En fait, l’être humain a hérité de 5 émotions à sa naissance, 5 outils formidables : la peine, la colère, l’envie, la peur, l’amour. La peur et l’amour sont la base de toutes les émotions, les trois autres découlant de ces deux-là nous dit-on. La seule émotion qui reste au final est l’amour. C’est en expérimentant les autres que nous n’aurons plus que celle-ci à vivre. Mal vivre l’une ou l’autre de ces émotions, ne nous permet pas d’y voir l’amour.

La peine librement exprimée peut être libérée. Autrement, elle se transforme en dépression chronique. Alors pleurons, laissons cette peine sortir lorsque nous en avons besoin et surtout laissons les enfants pleurer.

C’est grâce à la colère que nous pouvons dire « non ». C’est une attitude saine et il est normal de la ressentir. Ne pas avoir eu l’opportunité enfant d’exprimer simplement et sainement sa colère, ne permet pas de la dépasser. C’est pour cela que la période du « non » est capitale au cours de l’enfance.Si vous dites à l’enfant que la colère est mauvaise, plutôt que de l’aider à l’exprimer en tapant par exemple sur un oreiller, un putching-ball, ou tout simplement en le laissant s’exprimer par un « non », elle pourra, une fois devenu adulte, se transformer en rage.

L’envie devrait être compris comme se sentir en-vie de le vivre.
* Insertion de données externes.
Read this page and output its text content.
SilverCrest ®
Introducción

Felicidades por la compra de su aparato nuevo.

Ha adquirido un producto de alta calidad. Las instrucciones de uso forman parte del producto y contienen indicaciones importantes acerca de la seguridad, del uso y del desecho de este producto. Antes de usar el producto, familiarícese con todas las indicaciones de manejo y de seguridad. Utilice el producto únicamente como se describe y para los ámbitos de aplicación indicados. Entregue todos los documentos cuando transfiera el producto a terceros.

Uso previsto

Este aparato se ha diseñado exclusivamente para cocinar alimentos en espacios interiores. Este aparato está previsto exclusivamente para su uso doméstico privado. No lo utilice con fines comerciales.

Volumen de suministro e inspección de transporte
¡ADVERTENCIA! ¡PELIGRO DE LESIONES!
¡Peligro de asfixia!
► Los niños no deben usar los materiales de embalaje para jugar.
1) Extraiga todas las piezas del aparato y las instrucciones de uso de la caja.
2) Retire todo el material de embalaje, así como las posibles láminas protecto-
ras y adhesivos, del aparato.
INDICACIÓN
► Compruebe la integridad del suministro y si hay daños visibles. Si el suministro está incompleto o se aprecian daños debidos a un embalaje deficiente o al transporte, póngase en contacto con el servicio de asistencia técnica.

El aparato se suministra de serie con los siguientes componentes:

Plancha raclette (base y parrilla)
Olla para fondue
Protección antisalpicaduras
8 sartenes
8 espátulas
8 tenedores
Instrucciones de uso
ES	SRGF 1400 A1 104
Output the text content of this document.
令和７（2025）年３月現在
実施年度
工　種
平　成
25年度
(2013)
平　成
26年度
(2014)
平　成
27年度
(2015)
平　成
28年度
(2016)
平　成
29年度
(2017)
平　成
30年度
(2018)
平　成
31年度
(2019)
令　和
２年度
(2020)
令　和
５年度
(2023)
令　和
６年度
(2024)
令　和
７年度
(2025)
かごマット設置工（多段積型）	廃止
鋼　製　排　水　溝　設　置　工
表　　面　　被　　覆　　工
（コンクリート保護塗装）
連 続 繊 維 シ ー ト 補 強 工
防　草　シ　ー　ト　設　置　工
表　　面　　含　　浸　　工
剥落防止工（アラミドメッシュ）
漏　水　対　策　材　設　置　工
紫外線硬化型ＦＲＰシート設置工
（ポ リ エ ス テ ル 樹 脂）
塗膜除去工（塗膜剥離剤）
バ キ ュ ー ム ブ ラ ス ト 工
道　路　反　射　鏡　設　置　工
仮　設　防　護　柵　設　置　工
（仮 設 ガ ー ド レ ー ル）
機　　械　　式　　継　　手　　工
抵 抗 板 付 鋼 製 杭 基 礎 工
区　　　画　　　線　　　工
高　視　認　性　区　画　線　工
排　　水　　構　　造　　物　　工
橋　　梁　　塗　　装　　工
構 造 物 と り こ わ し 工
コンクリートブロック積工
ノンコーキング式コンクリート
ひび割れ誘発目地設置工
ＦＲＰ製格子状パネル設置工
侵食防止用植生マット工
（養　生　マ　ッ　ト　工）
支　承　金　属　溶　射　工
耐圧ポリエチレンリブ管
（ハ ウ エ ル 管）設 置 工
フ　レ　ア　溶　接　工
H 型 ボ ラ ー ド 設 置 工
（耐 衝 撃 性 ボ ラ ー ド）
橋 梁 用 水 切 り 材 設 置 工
Parce qu’il s’agit bien de cela se sentir en-vie de faire quelque chose. Grâce à l’envie, nous voulons faire quelque chose, imiter quelqu’un, fournir des efforts, nous dépasser. Laissez l’enfant avoir envie de faire comme vous, comme son grand-frère, sa grande-sœur, de vous imiter pour évoluer. L’envie se transforme en jalousie lorsqu’elle n’a pas pu être vécue.

Aujourd’hui, nous le savons. Tous les humains naissent avec seulement 2 peurs : celle de tomber et la peur des bruits forts. Toutes les autres sont créés, développées par l’entourage. La peur basique, naturelle permet de devenir prudent, en voulant se garder en vie. C’est un acte d’amour envers soi que de vouloir se protéger. Si au cours de l’enfance, cette peur naturelle n’est pas exprimée, elle se transformera en panique à l’âge adulte.

Quant à l’amour, il devrait être naturellement donné et ressenti par l’enfant. Sans gêne, sans retenue, sans chantage : « Si tu m’aimes, tu es sage ». Il n’y a pas de principes dans l’amour. C’est une joie, un partage. On ne gâte pas les enfants à « trop » les aimer et d’ailleurs on n’aime jamais trop car l’amour n’a pas de limites. Il serait temps de remplacer le mot « éducation » par le mot « amour ». Faisons en sorte que l’amour ne se transforme pas en possessivité à l’âge adulte.

Apprenons à vivre, nous servir de nos émotions pour évoluer et faisons de même avec les enfants.